Results: NK cells comprised nearly 30% of the CD45+ mononuclear cell infiltrate in synovial tissue obtained from patients undergoing primary TJR and from patients undergoing revision TJR. NK cells from both groups expressed CXCR3, CCR5, L-selectin, α4 integrins, and cutaneous lymphocyte antigen. Synovial fluid from patients undergoing revision surgery contained elevated concentrations of the NK cell attractants CCL4, CCL5, CXCL9, and CXCL10; all levels in synovial fluid obtained from patients undergoing revision surgery were higher than those in synovial fluid from patients undergoing primary surgery. Cytokine-stimulated interferon-γ production was significantly impaired in NK cells derived from primary and revision TJRs compared with blood NK cells.

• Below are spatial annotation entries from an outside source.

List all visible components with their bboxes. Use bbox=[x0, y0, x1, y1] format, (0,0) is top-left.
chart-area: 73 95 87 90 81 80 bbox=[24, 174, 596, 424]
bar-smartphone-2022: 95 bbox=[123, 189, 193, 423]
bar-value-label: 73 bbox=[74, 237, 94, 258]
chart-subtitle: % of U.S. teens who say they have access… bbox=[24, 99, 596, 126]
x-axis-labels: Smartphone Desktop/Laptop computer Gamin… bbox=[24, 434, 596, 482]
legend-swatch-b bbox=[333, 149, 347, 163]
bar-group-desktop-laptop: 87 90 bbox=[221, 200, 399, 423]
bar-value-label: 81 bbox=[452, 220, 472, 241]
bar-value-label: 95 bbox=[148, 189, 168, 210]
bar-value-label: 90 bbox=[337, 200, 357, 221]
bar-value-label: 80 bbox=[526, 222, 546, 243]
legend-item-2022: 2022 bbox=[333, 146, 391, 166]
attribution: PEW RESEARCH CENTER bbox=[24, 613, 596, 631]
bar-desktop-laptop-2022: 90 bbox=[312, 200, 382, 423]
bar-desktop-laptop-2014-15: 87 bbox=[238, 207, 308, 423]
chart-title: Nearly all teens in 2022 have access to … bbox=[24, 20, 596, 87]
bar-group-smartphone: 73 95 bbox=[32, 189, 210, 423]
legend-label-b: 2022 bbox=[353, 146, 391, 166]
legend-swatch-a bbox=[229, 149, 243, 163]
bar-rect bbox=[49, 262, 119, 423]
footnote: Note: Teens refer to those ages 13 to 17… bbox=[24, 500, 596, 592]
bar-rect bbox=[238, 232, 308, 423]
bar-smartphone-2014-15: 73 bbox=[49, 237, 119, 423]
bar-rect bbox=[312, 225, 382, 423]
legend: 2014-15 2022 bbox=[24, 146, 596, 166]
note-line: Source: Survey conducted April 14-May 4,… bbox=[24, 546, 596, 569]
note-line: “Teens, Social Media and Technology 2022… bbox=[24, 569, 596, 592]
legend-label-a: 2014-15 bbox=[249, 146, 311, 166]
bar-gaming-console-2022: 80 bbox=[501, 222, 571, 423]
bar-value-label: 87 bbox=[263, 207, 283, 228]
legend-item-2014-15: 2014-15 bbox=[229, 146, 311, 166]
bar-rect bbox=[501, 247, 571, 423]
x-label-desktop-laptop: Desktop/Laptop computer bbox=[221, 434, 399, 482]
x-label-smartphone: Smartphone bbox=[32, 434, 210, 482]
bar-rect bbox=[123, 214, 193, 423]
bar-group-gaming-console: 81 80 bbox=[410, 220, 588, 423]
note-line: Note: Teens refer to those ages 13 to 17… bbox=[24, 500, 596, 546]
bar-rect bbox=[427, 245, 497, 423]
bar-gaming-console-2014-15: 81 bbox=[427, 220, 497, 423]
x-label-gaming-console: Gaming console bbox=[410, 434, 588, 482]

Conclusion: NK cells are a principal tissue-infiltrating lymphocyte subset in patients with OA and patients with periprosthetic inflammation and display a quiescent phenotype that is consistent with postactivation exhaustion.

FIGURE 1

Histological features of primary OA synovium and revision interfacial tissues. Paraffin sections of synovial tissues from primary (A) or revision (B) TJR were stained with H&E to evaluate the synovial tissue architecture. (A) Lymphocytes in primary synovial tissues congregated in clusters among masses of largely acellular fibrous tissue. An enlargement of the boxed region is shown in the lower panel (white bar =100μm). (B) In contrast, lymphocytes in revision interfacial samples were scattered throughout the tissue (2 different patients shown). An enlargement of the boxed region from revision sample 2 is displayed in the bottom panel (white bar =100μm). White arrows indicate some of the infiltrating lymphocytes; black arrows indicate some of the macrophages. Cryostat sections (8 mm) of joint tissues from primary (C) or revision (D, E) patients were stained for CD45 (FITC), CD3 (PE), and CD94 (APC). (C) CD3+ lymphocytes were organized in lymphocyte clusters in primary synovial samples (3 different patients). (D) CD3+ T cells and CD3−CD94+ NK cells were scattered throughout revision interfacial tissues (2 different patients); white bar = 10μm. An enlargement of a stained revision section is shown in (E) (white bar = 20μm).

FIGURE 2

NK cells infiltrate primary and revision synovial joint tissue. (A) Freshly isolated synovial tissue leukocytes were harvested and analyzed by flow cytometry. A lymphocyte gate was established based on forward and side light scatter (FSC and SSC, respectively), and CD45 was used to identify leukocytes; CD56 co-staining is shown. (B) The percentage of the indicated CD-marker defined lymphocyte subset (of total CD45+ cells in the lymphocyte-light scatter gate) in primary (top panel) and revision patient (bottom panel) synovial samples is shown. The mean ± SD is displayed, n= 6 for each group. (C) Joint tissue-infiltrating NK cells (CD45+CD3−CD56+) were stained with antibodies for the indicated chemoattractant or homing receptors. Histograms are representative of n= 3 patients per group.

FIGURE 3

Synovial joint NK cells do not efficiently produce IFN-γ in response to stimulating cytokines. (A–C) Purified NK cells from blood and synovial tissues were stimulated as indicated. (A) Flow cytometric analysis of intracellular IFN-γ vs. surface expression of the degranulation marker, LAMP-1. Dot plots are representative of n=3 surgical patients or blood samples, except for primary synovial NK samples treated with IL-12/15 and IL-15/18, where n=2. (B and C) Percent of IFN-γ+ NK cells (B) or LAMP-1+ NK cells (C). Blood: peripheral blood NK Cells; Prim: primary synovial tissue NK cells; Rev: revision synovial tissue NK cells. For (B and C), error bars represent SEM where n=3 samples or more, and range where n=2. (D) The concentration of IL-12p40, IL-15, IL-18, and IFN-γ was assessed in primary SF (Prim, n=11) and revision SF (Rev, n=9) by Luminex. The circle symbols correspond to individual patient samples (mean of duplicate wells); the overall mean ± SEM within patient groups is shown. *p<0.05 by Student's t-test or Mann-Whitney rank sum test. For comparison, the reported ranges for IFN-γ in OA, RA, and spondyloarthropathy SF are 10–100 pg/ml, 20–900 pg/ml, and 1,000–5,000 pg/ml, respectively (15).